In the Mincome experiment in rural Dauphin, Manitoba, also in the 1970s, there were also slight reductions in hours worked during the experiment. However, the only two groups who worked significantly less were new mothers and teenagers working to support their families. New mothers spent this time with their infant children, and working teenagers put significant additional time into their schooling. Under Mincome, "[t]he reduction of work effort was modest: about one per cent for men, three per cent for wives, and five per cent for unmarried women".
A 2018 study of the Alaska Permanent Fund Dividend, which has paid out an average of approximately $1,600 annually per resident (adjusted to 2019 dollars), and considered the largest scale universal basic income program in the United States, running from 1976 to the present, seems to show this belief is untrue. The researchers, Damon Jones and Ioana Marinescu, show that although there is a small decrease in work by recipients due to reasons like those in the Manitoba experiment, there has been a 17 percent increase in part-time jobs. The authors theorize that employment remained steady because of the extra income that let people buy more also increased demand for service jobs. This finding is consistent with the economic data of the time. No effect was seen when it came to jobs in manufacturing, which produce exports. Essentially, the authors argue, macroeconomic effects of higher spending supported overall employment. For example, someone who uses the dividend to help with car payments can cut back on hours working as a cashier at a local grocery store. Because more people are spending more, the store must replace the worker who started working less. Meanwhile, the distribution of the dividend doesn't affect the international demand for oil and the jobs connected to it. Jones and Marinescu found instead that the larger scale of the program is what allows it to work and not dissuade people out of the workforce.

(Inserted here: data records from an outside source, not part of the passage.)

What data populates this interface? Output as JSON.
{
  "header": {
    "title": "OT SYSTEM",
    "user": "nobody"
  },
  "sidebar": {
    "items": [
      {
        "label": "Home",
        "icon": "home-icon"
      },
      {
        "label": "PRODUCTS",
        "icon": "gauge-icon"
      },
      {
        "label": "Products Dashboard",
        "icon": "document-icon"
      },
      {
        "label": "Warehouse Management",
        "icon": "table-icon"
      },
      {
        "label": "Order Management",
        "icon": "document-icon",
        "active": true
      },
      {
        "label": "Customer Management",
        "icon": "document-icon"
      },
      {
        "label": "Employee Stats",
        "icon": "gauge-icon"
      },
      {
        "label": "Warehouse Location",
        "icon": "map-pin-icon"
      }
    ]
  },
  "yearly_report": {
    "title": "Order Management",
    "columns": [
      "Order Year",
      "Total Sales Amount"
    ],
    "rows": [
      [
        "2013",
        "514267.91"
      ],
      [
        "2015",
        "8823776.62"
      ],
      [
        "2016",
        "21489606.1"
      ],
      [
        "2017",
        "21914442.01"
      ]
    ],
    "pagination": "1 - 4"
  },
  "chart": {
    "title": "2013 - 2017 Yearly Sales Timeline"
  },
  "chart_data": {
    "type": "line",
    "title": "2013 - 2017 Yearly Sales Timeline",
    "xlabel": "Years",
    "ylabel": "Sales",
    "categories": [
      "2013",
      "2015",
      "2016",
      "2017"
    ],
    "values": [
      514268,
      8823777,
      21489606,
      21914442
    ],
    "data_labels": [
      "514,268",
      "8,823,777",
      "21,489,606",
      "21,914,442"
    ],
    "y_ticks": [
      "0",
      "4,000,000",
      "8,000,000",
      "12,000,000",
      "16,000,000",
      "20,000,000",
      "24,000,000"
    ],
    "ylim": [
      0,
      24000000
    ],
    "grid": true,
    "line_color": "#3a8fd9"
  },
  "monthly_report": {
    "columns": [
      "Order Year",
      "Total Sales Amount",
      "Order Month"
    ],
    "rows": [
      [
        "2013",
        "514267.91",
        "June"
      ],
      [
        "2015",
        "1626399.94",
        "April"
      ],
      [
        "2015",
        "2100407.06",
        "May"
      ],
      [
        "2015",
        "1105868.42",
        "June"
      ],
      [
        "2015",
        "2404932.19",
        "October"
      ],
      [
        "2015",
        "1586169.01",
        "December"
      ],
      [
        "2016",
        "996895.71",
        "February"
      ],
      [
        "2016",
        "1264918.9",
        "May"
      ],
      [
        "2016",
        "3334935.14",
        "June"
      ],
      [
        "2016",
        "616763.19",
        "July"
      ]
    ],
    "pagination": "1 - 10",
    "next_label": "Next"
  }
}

Another study that contradicted such a decline in work incentive was a pilot project implemented in 2008 and 2009 in the Namibian village of Omitara. The study found that economic activity actually increased, particularly through the launch of small businesses, and reinforcement of the local market by increasing individuals' buying power. However, the residents of Omitara were described as suffering "dehumanising levels of poverty" before the introduction of the pilot, and as such the project's relevance to potential implementations in developed economies is unknown.
James Meade states that a return to full employment can only be achieved if, among other things, workers offer their services at a low enough price that the required wage for unskilled labor would be too low enough to generate a socially desirable distribution of income. He therefore concludes that a "citizen's income" is necessary to achieve full employment without suffering stagnant or negative growth in wages.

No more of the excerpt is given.